A transgenic mouse has been created carrying a single copy of a mutant fibrillin-1, a mutation similar to that found in the human gene known to cause Marfan syndrome. This mouse strain recapitulates many of the features of the human disease and promises to provide insights into the pathogenesis of the disease. Reducing the level of normal fibrillin 1 causes a Marfan-related disease in mice.[14]
Transforming growth factor beta (TGFβ) plays an important role in Marfan syndrome. Fibrillin-1 directly binds a latent form of TGFβ, keeping it sequestered and unable to exert its biological activity. The simplest model of Marfan syndrome suggests reduced levels of fibrillin-1 allow TGFβ levels to rise due to inadequate sequestration.
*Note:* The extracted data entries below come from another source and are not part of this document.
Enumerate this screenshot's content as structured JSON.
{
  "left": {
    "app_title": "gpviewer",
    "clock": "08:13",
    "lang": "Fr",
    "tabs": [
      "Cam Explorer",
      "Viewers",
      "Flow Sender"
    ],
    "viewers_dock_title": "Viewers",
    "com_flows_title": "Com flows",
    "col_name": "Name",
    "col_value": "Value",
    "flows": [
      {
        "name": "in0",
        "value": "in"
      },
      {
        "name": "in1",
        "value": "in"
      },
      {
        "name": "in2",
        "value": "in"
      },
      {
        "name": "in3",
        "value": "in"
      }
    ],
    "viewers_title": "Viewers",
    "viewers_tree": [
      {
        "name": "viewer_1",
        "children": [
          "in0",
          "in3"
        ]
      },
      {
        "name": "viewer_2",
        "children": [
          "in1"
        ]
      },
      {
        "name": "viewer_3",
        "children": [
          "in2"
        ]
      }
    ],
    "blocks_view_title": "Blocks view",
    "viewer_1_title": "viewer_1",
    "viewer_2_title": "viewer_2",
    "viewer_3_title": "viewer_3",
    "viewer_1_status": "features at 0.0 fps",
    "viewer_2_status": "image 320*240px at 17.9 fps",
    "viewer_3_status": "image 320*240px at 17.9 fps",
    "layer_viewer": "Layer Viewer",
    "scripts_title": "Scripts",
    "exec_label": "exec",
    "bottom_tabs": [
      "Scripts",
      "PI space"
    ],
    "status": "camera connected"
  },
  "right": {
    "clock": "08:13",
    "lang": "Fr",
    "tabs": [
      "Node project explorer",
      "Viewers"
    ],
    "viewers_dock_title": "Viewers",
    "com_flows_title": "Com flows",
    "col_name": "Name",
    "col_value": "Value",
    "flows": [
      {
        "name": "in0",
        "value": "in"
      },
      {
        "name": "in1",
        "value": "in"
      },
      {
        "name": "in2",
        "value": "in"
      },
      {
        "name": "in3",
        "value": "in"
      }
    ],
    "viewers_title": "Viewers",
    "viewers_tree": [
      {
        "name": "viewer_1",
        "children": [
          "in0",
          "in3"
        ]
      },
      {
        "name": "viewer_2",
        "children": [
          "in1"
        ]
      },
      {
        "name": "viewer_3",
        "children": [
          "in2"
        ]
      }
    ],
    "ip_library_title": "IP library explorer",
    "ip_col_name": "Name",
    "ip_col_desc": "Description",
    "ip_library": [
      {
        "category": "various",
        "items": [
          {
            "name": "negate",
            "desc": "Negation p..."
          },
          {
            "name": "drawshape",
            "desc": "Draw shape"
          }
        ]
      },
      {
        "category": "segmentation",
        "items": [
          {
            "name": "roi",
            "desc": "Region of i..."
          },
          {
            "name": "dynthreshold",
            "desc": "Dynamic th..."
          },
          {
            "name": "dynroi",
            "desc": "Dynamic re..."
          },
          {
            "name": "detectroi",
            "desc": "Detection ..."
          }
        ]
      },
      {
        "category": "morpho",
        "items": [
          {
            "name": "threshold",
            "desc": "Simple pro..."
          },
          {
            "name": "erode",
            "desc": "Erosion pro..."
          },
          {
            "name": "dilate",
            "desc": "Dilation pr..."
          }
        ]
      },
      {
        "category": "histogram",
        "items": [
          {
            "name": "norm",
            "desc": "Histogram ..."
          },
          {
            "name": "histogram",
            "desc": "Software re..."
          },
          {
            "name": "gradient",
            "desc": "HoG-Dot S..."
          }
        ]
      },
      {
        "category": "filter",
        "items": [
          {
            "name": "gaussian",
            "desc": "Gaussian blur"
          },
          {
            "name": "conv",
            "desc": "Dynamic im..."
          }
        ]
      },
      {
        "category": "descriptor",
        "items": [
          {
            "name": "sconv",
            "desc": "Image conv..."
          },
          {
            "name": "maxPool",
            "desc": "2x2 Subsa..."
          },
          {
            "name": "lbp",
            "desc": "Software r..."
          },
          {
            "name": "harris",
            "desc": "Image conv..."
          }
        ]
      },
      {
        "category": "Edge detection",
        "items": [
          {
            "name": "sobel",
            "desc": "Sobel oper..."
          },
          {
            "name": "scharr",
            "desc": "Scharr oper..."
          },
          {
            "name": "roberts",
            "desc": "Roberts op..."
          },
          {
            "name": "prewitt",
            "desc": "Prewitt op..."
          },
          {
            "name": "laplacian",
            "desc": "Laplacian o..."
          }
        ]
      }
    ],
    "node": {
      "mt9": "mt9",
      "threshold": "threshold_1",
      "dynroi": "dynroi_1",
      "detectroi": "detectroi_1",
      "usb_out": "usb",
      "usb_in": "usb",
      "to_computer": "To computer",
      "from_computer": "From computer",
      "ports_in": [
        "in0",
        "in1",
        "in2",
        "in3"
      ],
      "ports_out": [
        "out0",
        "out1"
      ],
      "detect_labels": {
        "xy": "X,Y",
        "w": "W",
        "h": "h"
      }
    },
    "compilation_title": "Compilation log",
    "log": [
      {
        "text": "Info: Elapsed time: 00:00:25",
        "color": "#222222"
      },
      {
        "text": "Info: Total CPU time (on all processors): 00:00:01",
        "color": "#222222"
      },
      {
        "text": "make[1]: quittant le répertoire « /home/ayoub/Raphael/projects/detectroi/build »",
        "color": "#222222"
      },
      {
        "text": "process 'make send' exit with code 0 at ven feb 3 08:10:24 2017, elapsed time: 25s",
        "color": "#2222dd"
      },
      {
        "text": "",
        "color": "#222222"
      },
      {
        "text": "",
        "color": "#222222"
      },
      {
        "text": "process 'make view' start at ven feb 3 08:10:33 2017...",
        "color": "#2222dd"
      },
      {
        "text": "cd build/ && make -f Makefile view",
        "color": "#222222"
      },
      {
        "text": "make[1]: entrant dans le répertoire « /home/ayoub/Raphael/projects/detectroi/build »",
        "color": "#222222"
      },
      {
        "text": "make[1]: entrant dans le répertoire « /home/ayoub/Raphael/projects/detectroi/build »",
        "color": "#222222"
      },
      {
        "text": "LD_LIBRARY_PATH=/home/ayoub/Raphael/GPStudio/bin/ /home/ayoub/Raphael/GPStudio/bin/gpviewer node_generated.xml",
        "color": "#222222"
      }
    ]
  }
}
Although it is not proven how elevated TGFβ levels are responsible for the specific pathology seen with the disease, an inflammatory reaction releasing proteases that slowly degrade the elastin fibers and other components of the extracellular matrix is known to occur. The importance of the TGFβ pathway was confirmed with the discovery of the similar Loeys-Dietz syndrome involving the TGFβR2 gene on chromosome 3, a receptor protein of TGFβ.[15] Marfan syndrome has often been confused with Loeys-Dietz syndrome, because of the considerable clinical overlap between the two pathologies.[16]